The native linker only supports linking the specialized form of a variadic function.
A variadic function in its specialized form can be linked using a function descriptor
describing the specialized form. Additionally, the Linker.Option.firstVariadicArg(int)
linker option must be provided to indicate the first variadic parameter in the
parameter list. The corresponding argument layout (if any), and all following
argument layouts in the specialized function descriptor, are called
variadic argument layouts.
The native linker does not automatically perform default argument promotions. However,
since passing an argument of a non-promoted type as a variadic argument is not
supported in C, the native linker will reject an attempt to link a specialized
function descriptor with any variadic argument value layouts corresponding to a
non-promoted C type. Since the size of the C int type is platform-specific,
exactly which layouts will be rejected is platform-specific as well. As an example:
on Linux/x64 the layouts corresponding to the C types _Bool,
(unsigned) char, (unsigned) short, and float (among others),
will be rejected by the linker. The canonicalLayouts() method can be used to
find which layout corresponds to a particular C type.

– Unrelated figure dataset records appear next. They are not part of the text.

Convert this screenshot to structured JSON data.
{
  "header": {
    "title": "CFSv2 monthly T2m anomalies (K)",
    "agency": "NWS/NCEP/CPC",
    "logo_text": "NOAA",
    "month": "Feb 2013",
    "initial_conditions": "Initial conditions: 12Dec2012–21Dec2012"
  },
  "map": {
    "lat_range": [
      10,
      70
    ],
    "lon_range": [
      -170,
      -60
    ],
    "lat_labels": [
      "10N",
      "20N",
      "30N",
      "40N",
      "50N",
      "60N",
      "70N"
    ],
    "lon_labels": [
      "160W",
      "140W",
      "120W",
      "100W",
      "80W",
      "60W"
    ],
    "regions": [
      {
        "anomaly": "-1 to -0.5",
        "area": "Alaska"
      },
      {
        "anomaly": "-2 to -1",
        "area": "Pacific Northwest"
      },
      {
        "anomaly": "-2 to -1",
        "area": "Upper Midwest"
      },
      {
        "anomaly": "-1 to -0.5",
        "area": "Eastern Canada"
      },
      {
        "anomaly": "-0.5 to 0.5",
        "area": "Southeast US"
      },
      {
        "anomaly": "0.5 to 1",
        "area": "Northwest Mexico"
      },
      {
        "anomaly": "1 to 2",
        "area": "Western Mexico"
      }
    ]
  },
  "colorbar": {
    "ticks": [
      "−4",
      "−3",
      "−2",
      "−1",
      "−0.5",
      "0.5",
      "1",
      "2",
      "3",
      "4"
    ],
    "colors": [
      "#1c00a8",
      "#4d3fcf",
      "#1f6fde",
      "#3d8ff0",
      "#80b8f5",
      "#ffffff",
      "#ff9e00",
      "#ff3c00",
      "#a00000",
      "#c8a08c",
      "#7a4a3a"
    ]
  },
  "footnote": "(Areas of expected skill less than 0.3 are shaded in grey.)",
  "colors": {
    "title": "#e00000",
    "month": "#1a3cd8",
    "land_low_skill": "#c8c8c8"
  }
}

A well-known variadic function is the printf function, defined in the
C standard library:
int printf(const char *format, ...);
This function takes a format string, and a number of additional arguments (the number of such arguments is dictated by the format string). Consider the following variadic call:
printf("%d plus %d equals %d", 2, 2, 4);
To perform an equivalent call using a downcall method handle we must create a function
descriptor which describes the specialized signature of the C function we want to
call. This descriptor must include an additional layout for each variadic argument we
intend to provide. In this case, the specialized signature of the C function is
(char*, int, int, int) as the format string accepts three integer parameters.

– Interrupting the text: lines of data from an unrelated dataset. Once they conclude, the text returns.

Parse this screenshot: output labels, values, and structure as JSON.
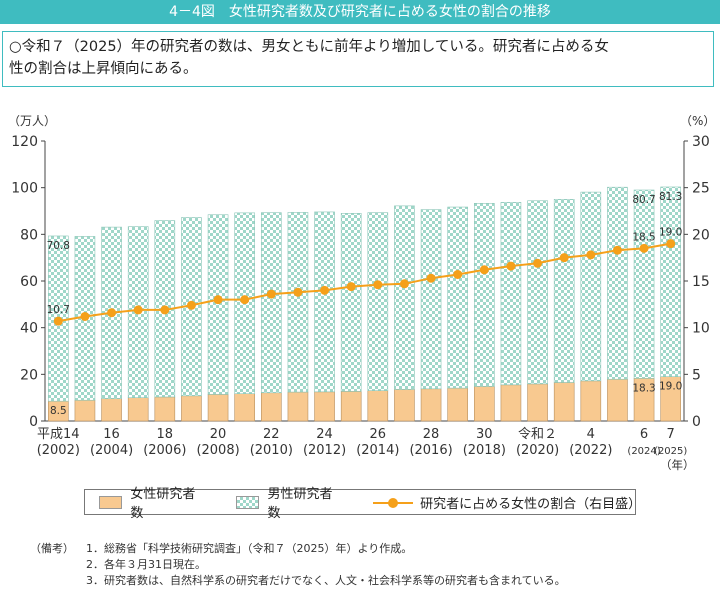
{
  "title": "4－4図　女性研究者数及び研究者に占める女性の割合の推移",
  "summary": {
    "line1": "○令和７（2025）年の研究者の数は、男女ともに前年より増加している。研究者に占める女",
    "line2": "性の割合は上昇傾向にある。"
  },
  "axis": {
    "left_unit": "（万人）",
    "right_unit": "（%）",
    "year_unit": "（年）"
  },
  "legend": {
    "female": "女性研究者数",
    "male": "男性研究者数",
    "ratio": "研究者に占める女性の割合（右目盛）"
  },
  "notes": {
    "head": "（備考）",
    "items": [
      {
        "num": "1．",
        "text": "総務省「科学技術研究調査」（令和７（2025）年）より作成。"
      },
      {
        "num": "2．",
        "text": "各年３月31日現在。"
      },
      {
        "num": "3．",
        "text": "研究者数は、自然科学系の研究者だけでなく、人文・社会科学系等の研究者も含まれている。"
      }
    ]
  },
  "colors": {
    "female": "#f8c990",
    "male": "#9fd7c9",
    "ratio": "#f5a01a",
    "accent": "#3fbcc0"
  },
  "chart_data": {
    "type": "bar",
    "stacked": true,
    "years": [
      "2002",
      "2003",
      "2004",
      "2005",
      "2006",
      "2007",
      "2008",
      "2009",
      "2010",
      "2011",
      "2012",
      "2013",
      "2014",
      "2015",
      "2016",
      "2017",
      "2018",
      "2019",
      "2020",
      "2021",
      "2022",
      "2023",
      "2024",
      "2025"
    ],
    "x_tick_labels": [
      {
        "index": 0,
        "era": "平成14",
        "year": "(2002)"
      },
      {
        "index": 2,
        "era": "16",
        "year": "(2004)"
      },
      {
        "index": 4,
        "era": "18",
        "year": "(2006)"
      },
      {
        "index": 6,
        "era": "20",
        "year": "(2008)"
      },
      {
        "index": 8,
        "era": "22",
        "year": "(2010)"
      },
      {
        "index": 10,
        "era": "24",
        "year": "(2012)"
      },
      {
        "index": 12,
        "era": "26",
        "year": "(2014)"
      },
      {
        "index": 14,
        "era": "28",
        "year": "(2016)"
      },
      {
        "index": 16,
        "era": "30",
        "year": "(2018)"
      },
      {
        "index": 18,
        "era": "令和２",
        "year": "(2020)"
      },
      {
        "index": 20,
        "era": "4",
        "year": "(2022)"
      },
      {
        "index": 22,
        "era": "6",
        "year": "(2024)"
      },
      {
        "index": 23,
        "era": "7",
        "year": "(2025)"
      }
    ],
    "series": [
      {
        "name": "女性研究者数",
        "values": [
          8.5,
          8.9,
          9.6,
          10.0,
          10.3,
          10.8,
          11.4,
          11.7,
          12.1,
          12.4,
          12.5,
          12.7,
          13.0,
          13.5,
          13.8,
          14.1,
          14.8,
          15.5,
          15.9,
          16.5,
          17.2,
          17.9,
          18.3,
          19.0
        ]
      },
      {
        "name": "男性研究者数",
        "values": [
          70.8,
          70.2,
          73.5,
          73.3,
          75.6,
          76.4,
          77.0,
          77.5,
          77.2,
          77.0,
          77.1,
          76.3,
          76.3,
          78.7,
          76.8,
          77.6,
          78.5,
          78.2,
          78.5,
          78.5,
          80.9,
          82.3,
          80.7,
          81.3
        ]
      },
      {
        "name": "研究者に占める女性の割合",
        "axis": "right",
        "values": [
          10.7,
          11.2,
          11.6,
          11.9,
          11.9,
          12.4,
          13.0,
          13.0,
          13.6,
          13.8,
          14.0,
          14.4,
          14.6,
          14.7,
          15.3,
          15.7,
          16.2,
          16.6,
          16.9,
          17.5,
          17.8,
          18.3,
          18.5,
          19.0
        ]
      }
    ],
    "data_labels": [
      {
        "series": 1,
        "index": 0,
        "text": "70.8"
      },
      {
        "series": 2,
        "index": 0,
        "text": "10.7"
      },
      {
        "series": 0,
        "index": 0,
        "text": "8.5"
      },
      {
        "series": 1,
        "index": 22,
        "text": "80.7"
      },
      {
        "series": 1,
        "index": 23,
        "text": "81.3"
      },
      {
        "series": 2,
        "index": 22,
        "text": "18.5"
      },
      {
        "series": 2,
        "index": 23,
        "text": "19.0"
      },
      {
        "series": 0,
        "index": 22,
        "text": "18.3"
      },
      {
        "series": 0,
        "index": 23,
        "text": "19.0"
      }
    ],
    "y_left": {
      "min": 0,
      "max": 120,
      "ticks": [
        0,
        20,
        40,
        60,
        80,
        100,
        120
      ]
    },
    "y_right": {
      "min": 0,
      "max": 30,
      "ticks": [
        0,
        5,
        10,
        15,
        20,
        25,
        30
      ]
    },
    "grid": false,
    "legend_position": "bottom"
  }
}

We then need to use a linker option
to specify the position of the first variadic layout in the provided function
descriptor (starting from 0). In this case, since the first parameter is the format
string (a non-variadic argument), the first variadic index needs to be set to 1, as
follows:
Linker linker = Linker.nativeLinker();
MethodHandle printf = linker.downcallHandle(
linker.defaultLookup().find("printf").orElseThrow(),
FunctionDescriptor.of(JAVA_INT, ADDRESS, JAVA_INT, JAVA_INT, JAVA_INT),
Linker.Option.firstVariadicArg(1) // first int is variadic
);
We can then call the specialized downcall handle as usual:
try (Arena arena = Arena.ofConfined()) {
//prints "2 plus 2 equals 4"
int res = (int)printf.invokeExact(arena.allocateFrom("%d plus %d equals %d"), 2, 2, 4);
}
Safety considerations
Creating a downcall method handle is intrinsically unsafe. A symbol in a foreign library does not, in general, contain enough signature information (e.g. arity and types of foreign function parameters). As a consequence, the linker runtime cannot validate linkage requests. When a client interacts with a downcall method handle obtained through an invalid linkage request (e.g. by specifying a function descriptor featuring too many argument layouts), the result of such interaction is unspecified and can lead to JVM crashes.

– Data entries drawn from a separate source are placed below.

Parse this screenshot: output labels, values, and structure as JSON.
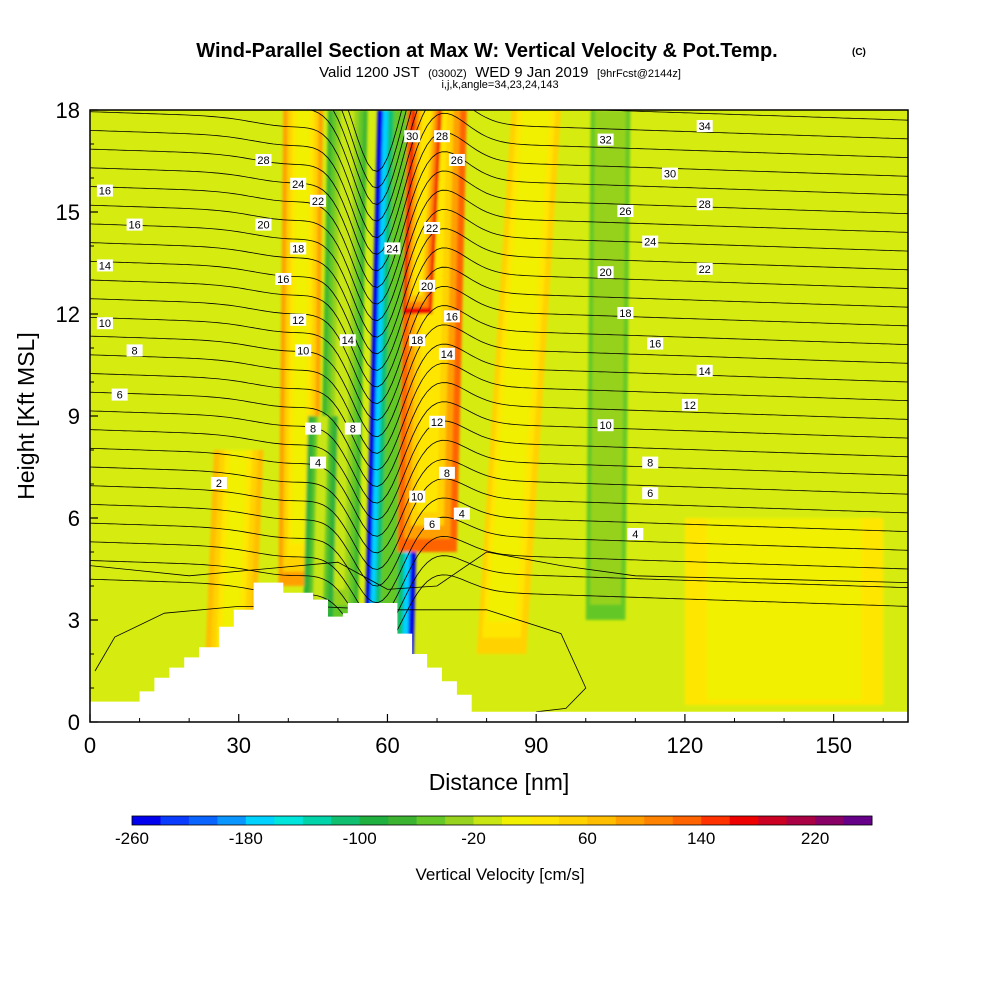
{
  "title": {
    "main": "Wind-Parallel Section at Max W: Vertical Velocity & Pot.Temp.",
    "copyright": "(C)",
    "valid_prefix": "Valid 1200 JST",
    "valid_utc": "(0300Z)",
    "valid_date": "WED 9 Jan 2019",
    "forecast": "[9hrFcst@2144z]",
    "indices": "i,j,k,angle=34,23,24,143"
  },
  "chart_data": {
    "type": "heatmap",
    "xlabel": "Distance [nm]",
    "ylabel": "Height [Kft MSL]",
    "xlim": [
      0,
      165
    ],
    "ylim": [
      0,
      18
    ],
    "x_ticks": [
      "0",
      "30",
      "60",
      "90",
      "120",
      "150"
    ],
    "y_ticks": [
      "0",
      "3",
      "6",
      "9",
      "12",
      "15",
      "18"
    ],
    "colorbar": {
      "title": "Vertical Velocity [cm/s]",
      "range": [
        -260,
        260
      ],
      "step": 20,
      "tick_labels": [
        "-260",
        "-180",
        "-100",
        "-20",
        "60",
        "140",
        "220"
      ],
      "colors": [
        "#0000ee",
        "#0a3cff",
        "#0a64ff",
        "#0a96ff",
        "#00d2ff",
        "#00e6dc",
        "#00d4a8",
        "#10c070",
        "#20b040",
        "#3cb432",
        "#64c828",
        "#96d21e",
        "#c8e614",
        "#f0f000",
        "#ffe600",
        "#ffd200",
        "#ffbe00",
        "#ffa000",
        "#ff8200",
        "#ff6400",
        "#ff3200",
        "#ee0000",
        "#cc0022",
        "#aa0044",
        "#880066",
        "#660088"
      ]
    },
    "terrain_kft": [
      [
        0,
        0.6
      ],
      [
        10,
        0.6
      ],
      [
        10,
        0.9
      ],
      [
        13,
        0.9
      ],
      [
        13,
        1.3
      ],
      [
        16,
        1.3
      ],
      [
        16,
        1.6
      ],
      [
        19,
        1.6
      ],
      [
        19,
        1.9
      ],
      [
        22,
        1.9
      ],
      [
        22,
        2.2
      ],
      [
        26,
        2.2
      ],
      [
        26,
        2.8
      ],
      [
        29,
        2.8
      ],
      [
        29,
        3.3
      ],
      [
        33,
        3.3
      ],
      [
        33,
        4.1
      ],
      [
        39,
        4.1
      ],
      [
        39,
        3.8
      ],
      [
        45,
        3.8
      ],
      [
        45,
        3.6
      ],
      [
        48,
        3.6
      ],
      [
        48,
        3.1
      ],
      [
        51,
        3.1
      ],
      [
        51,
        3.2
      ],
      [
        52,
        3.2
      ],
      [
        52,
        3.5
      ],
      [
        62,
        3.5
      ],
      [
        62,
        2.6
      ],
      [
        65,
        2.6
      ],
      [
        65,
        2.0
      ],
      [
        68,
        2.0
      ],
      [
        68,
        1.6
      ],
      [
        71,
        1.6
      ],
      [
        71,
        1.2
      ],
      [
        74,
        1.2
      ],
      [
        74,
        0.8
      ],
      [
        77,
        0.8
      ],
      [
        77,
        0.3
      ],
      [
        165,
        0.3
      ]
    ],
    "velocity_features": [
      {
        "x_center": 60,
        "x_top": 63,
        "half_width": 5,
        "z_range": [
          0.3,
          18
        ],
        "w": -250
      },
      {
        "x_center": 50,
        "x_top": 52,
        "half_width": 4,
        "z_range": [
          2.5,
          18
        ],
        "w": -70
      },
      {
        "x_center": 68,
        "x_top": 70,
        "half_width": 6,
        "z_range": [
          5,
          18
        ],
        "w": 120
      },
      {
        "x_center": 66,
        "x_top": 68,
        "half_width": 3,
        "z_range": [
          12,
          18
        ],
        "w": 170
      },
      {
        "x_center": 42,
        "x_top": 43,
        "half_width": 4,
        "z_range": [
          4,
          18
        ],
        "w": 80
      },
      {
        "x_center": 83,
        "x_top": 90,
        "half_width": 5,
        "z_range": [
          2,
          18
        ],
        "w": 40
      },
      {
        "x_center": 46,
        "x_top": 47,
        "half_width": 3,
        "z_range": [
          3,
          9
        ],
        "w": -100
      },
      {
        "x_center": 104,
        "x_top": 105,
        "half_width": 4,
        "z_range": [
          3,
          18
        ],
        "w": -50
      },
      {
        "x_center": 140,
        "x_top": 140,
        "half_width": 20,
        "z_range": [
          0.5,
          6
        ],
        "w": 25
      },
      {
        "x_center": 28,
        "x_top": 30,
        "half_width": 5,
        "z_range": [
          1,
          8
        ],
        "w": 70
      }
    ],
    "theta_labels": [
      {
        "text": "28",
        "x": 35,
        "z": 16.5
      },
      {
        "text": "24",
        "x": 42,
        "z": 15.8
      },
      {
        "text": "22",
        "x": 46,
        "z": 15.3
      },
      {
        "text": "20",
        "x": 35,
        "z": 14.6
      },
      {
        "text": "18",
        "x": 42,
        "z": 13.9
      },
      {
        "text": "16",
        "x": 39,
        "z": 13.0
      },
      {
        "text": "16",
        "x": 3,
        "z": 15.6
      },
      {
        "text": "16",
        "x": 9,
        "z": 14.6
      },
      {
        "text": "14",
        "x": 3,
        "z": 13.4
      },
      {
        "text": "12",
        "x": 42,
        "z": 11.8
      },
      {
        "text": "10",
        "x": 43,
        "z": 10.9
      },
      {
        "text": "14",
        "x": 52,
        "z": 11.2
      },
      {
        "text": "10",
        "x": 3,
        "z": 11.7
      },
      {
        "text": "8",
        "x": 9,
        "z": 10.9
      },
      {
        "text": "6",
        "x": 6,
        "z": 9.6
      },
      {
        "text": "8",
        "x": 45,
        "z": 8.6
      },
      {
        "text": "8",
        "x": 53,
        "z": 8.6
      },
      {
        "text": "4",
        "x": 46,
        "z": 7.6
      },
      {
        "text": "2",
        "x": 26,
        "z": 7.0
      },
      {
        "text": "30",
        "x": 65,
        "z": 17.2
      },
      {
        "text": "28",
        "x": 71,
        "z": 17.2
      },
      {
        "text": "26",
        "x": 74,
        "z": 16.5
      },
      {
        "text": "24",
        "x": 61,
        "z": 13.9
      },
      {
        "text": "22",
        "x": 69,
        "z": 14.5
      },
      {
        "text": "20",
        "x": 68,
        "z": 12.8
      },
      {
        "text": "16",
        "x": 73,
        "z": 11.9
      },
      {
        "text": "18",
        "x": 66,
        "z": 11.2
      },
      {
        "text": "14",
        "x": 72,
        "z": 10.8
      },
      {
        "text": "12",
        "x": 70,
        "z": 8.8
      },
      {
        "text": "8",
        "x": 72,
        "z": 7.3
      },
      {
        "text": "10",
        "x": 66,
        "z": 6.6
      },
      {
        "text": "4",
        "x": 75,
        "z": 6.1
      },
      {
        "text": "6",
        "x": 69,
        "z": 5.8
      },
      {
        "text": "32",
        "x": 104,
        "z": 17.1
      },
      {
        "text": "34",
        "x": 124,
        "z": 17.5
      },
      {
        "text": "30",
        "x": 117,
        "z": 16.1
      },
      {
        "text": "28",
        "x": 124,
        "z": 15.2
      },
      {
        "text": "26",
        "x": 108,
        "z": 15.0
      },
      {
        "text": "24",
        "x": 113,
        "z": 14.1
      },
      {
        "text": "22",
        "x": 124,
        "z": 13.3
      },
      {
        "text": "20",
        "x": 104,
        "z": 13.2
      },
      {
        "text": "18",
        "x": 108,
        "z": 12.0
      },
      {
        "text": "16",
        "x": 114,
        "z": 11.1
      },
      {
        "text": "14",
        "x": 124,
        "z": 10.3
      },
      {
        "text": "12",
        "x": 121,
        "z": 9.3
      },
      {
        "text": "10",
        "x": 104,
        "z": 8.7
      },
      {
        "text": "8",
        "x": 113,
        "z": 7.6
      },
      {
        "text": "6",
        "x": 113,
        "z": 6.7
      },
      {
        "text": "4",
        "x": 110,
        "z": 5.5
      }
    ]
  }
}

When an upcall stub is passed to a foreign function, a JVM crash might occur, if the foreign code casts the function pointer associated with the upcall stub to a type that is incompatible with the type of the upcall stub, and then attempts to invoke the function through the resulting function pointer. Moreover, if the method handle associated with an upcall stub returns a memory segment, clients must ensure that this address cannot become invalid after the upcall is completed. This can lead to unspecified behavior, and even JVM crashes, since an upcall is typically executed in the context of a downcall method handle invocation.